Enough of that mess. In any case, try your best not to take things personally if you’re being piled on for something you might have said that pretty much means nothing, block where you can, and see if it makes you feel better and helps you communicate better, online or in person. I feel compelled to add that if you actually said something that you should have known would inflame others… well… that’s on you, Boo! Otherwise, do what I do when I just can’t handle things in the moment; go to McDonald’s and buy a fish sandwich with small fries and a large drink; yeah! 🙂
 

14 thoughts on “Try Not To Take Things Personally”

  1. It has been a long time since anything happened that I took personally. Perhaps it is my current life style that precludes such occurrences but, whatever the reason may be, I am quite content with the way my life has evolved.

    1. You’ve been a humble guy in all the years I’ve known you. I try, but being a minority in a country, sometimes it’s a hard thing to overcome. Still, I think I’m good most of the time, but I have moments…

  2. I rarely take things personally with anyone on the internet. After all, they don’t pay my bills or otherwise influence my life. That said, in the past, there were some intense forum “discussions” with a few RWNJs, but I bloody well enjoyed those, never stooping to their level and relying on wit and intellect! When they started calling me names, I knew I’d won. LOL Good info about the bots! They’re everywhere these days. TikTok is especially rife with them.

    1. I think that being an only child who was used to a more diverse group of people with similar backgrounds (military kid, lots of mixing of racial backgrounds but the common thread was our parents having ranks and certain status along with moving around to places where we almost always encountered other kids who’s traveled around a lot), once I got into the “real” world as a permanent thing, I’ve never quite gotten used to not taking things personal. I’ve gotten better at ignoring most of it when it’s constant stupidity, but I have moments where I wonder if I’ve actually connected with someone I thought had common ground with me. I guess we never stop learning, do we?

      1. I can relate, Mitch, as an army brat myself.
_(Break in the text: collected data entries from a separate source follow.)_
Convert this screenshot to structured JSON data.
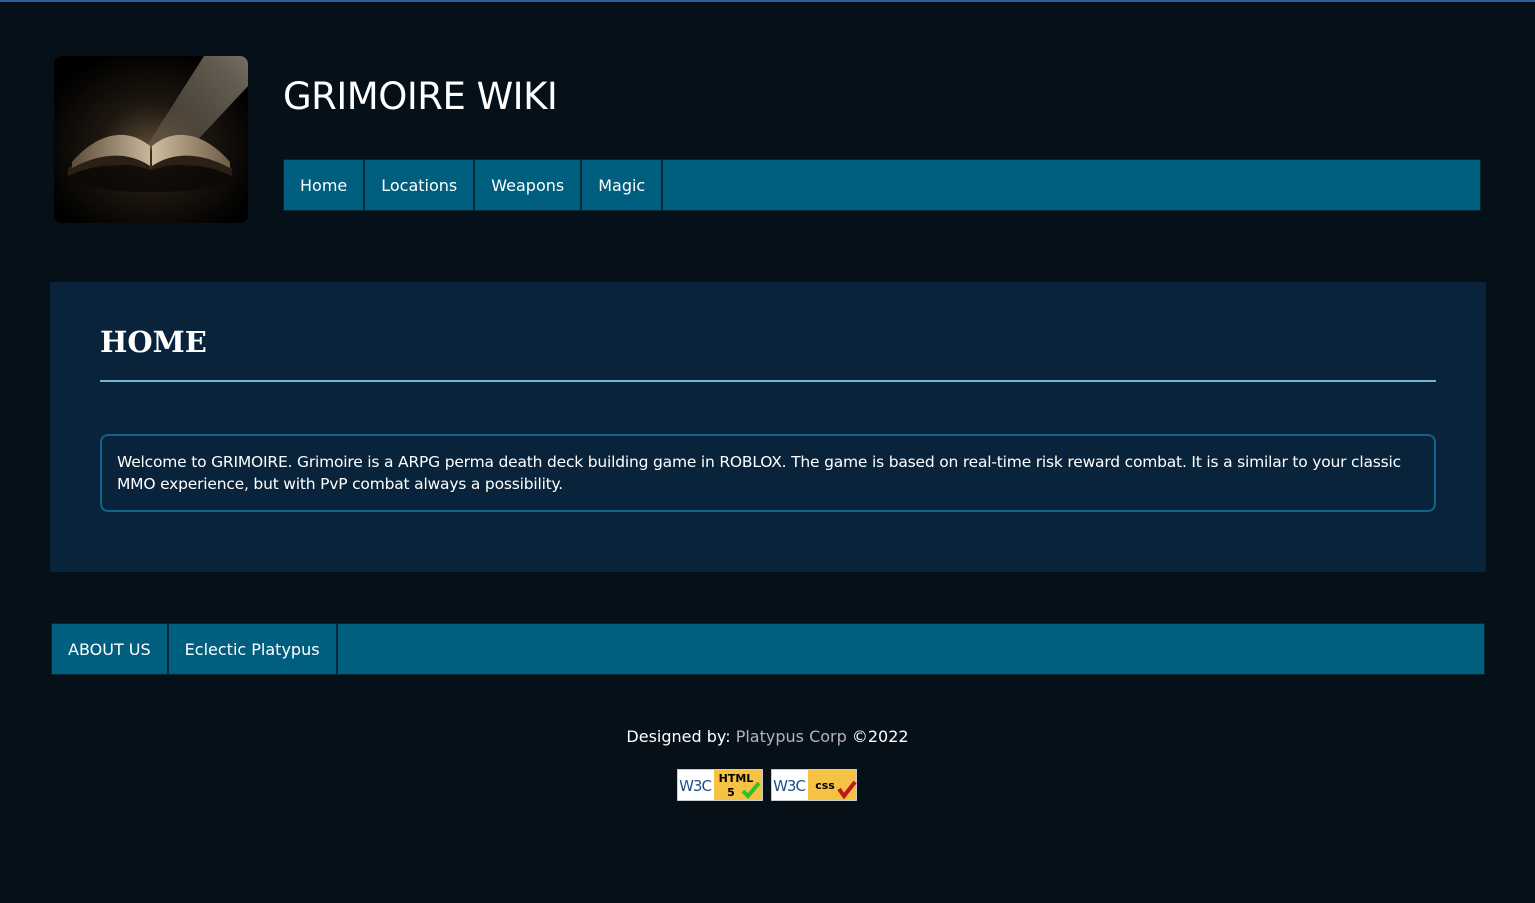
{
  "site": {
    "title": "GRIMOIRE WIKI",
    "logo_icon": "open-book-logo"
  },
  "nav": {
    "items": [
      {
        "label": "Home"
      },
      {
        "label": "Locations"
      },
      {
        "label": "Weapons"
      },
      {
        "label": "Magic"
      }
    ]
  },
  "main": {
    "heading": "HOME",
    "welcome_text": "Welcome to GRIMOIRE. Grimoire is a ARPG perma death deck building game in ROBLOX. The game is based on real-time risk reward combat. It is a similar to your classic MMO experience, but with PvP combat always a possibility."
  },
  "footer_nav": {
    "items": [
      {
        "label": "ABOUT US"
      },
      {
        "label": "Eclectic Platypus"
      }
    ]
  },
  "credits": {
    "prefix": "Designed by:",
    "company": "Platypus Corp",
    "copyright": "©2022"
  },
  "badges": {
    "html": {
      "org": "W3C",
      "label": "HTML",
      "version": "5"
    },
    "css": {
      "org": "W3C",
      "label": "css"
    }
  },
  "colors": {
    "background": "#061018",
    "panel": "#08233a",
    "nav": "#005f7f",
    "accent_rule": "#6cb7cf",
    "link": "#b7b0c8"
  }
}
I was born in Germany and when we moved to London, Ontario had a terrible time at the hands of xenophobic bullies. That experience gave me a thick skin and a “take no shit” attitude.

        It’s disheartening when someone we thought we had a good connection with turns out to be an asshole or an idiot. Yup; live and learn!

      2. I like that word, disheartening. It’s interesting that some of the people I went to college with changed their mindsets from when they were there… and not in the correct direction in my opinion. Sometimes the people you know aren’t really the people you know. Still, there are ways we can protect ourselves and our peace; no one has to remain a potential victim to anyone else. And, as one of my stories indicates, sometimes a window of opportunity for a good conversation comes up.

  3. The problem with online interactions is that you don’t even know if the person is real or anything he/she is telling has any element of truth. I often come across people who tell me things. When I dig deeper they go unresponsive or go back on their words. I like the idea of blocking people who are negative so that they don’t dampen my mood. On the other hand, I have met many people over the years and still communicate with them. And most importantly, I learn a lot from them.

    1. Hey Joe! It’s a crapshoot, that’s for sure. I play on the side of caution because, as you said, you just never know. At this point in my life I’d rather be wary than play the puppy dog game. 🙂

  4. I’ve become better at de-personalizing interactions realizing that preferences evolve from different walks of life.

    There was a time when I responded to every situation. Now I realize that being quiet and not responding (in most cases) is the better reaction.

  5. When I am happy and things are good I am good about not taking things personally.

    When things are rough for extended periods I have to sometimes remind myself that most of the crap that I am irritated by has nothing to do with me.

    Most of the time I am good about not getting too crazy, but I have my moments as we all do.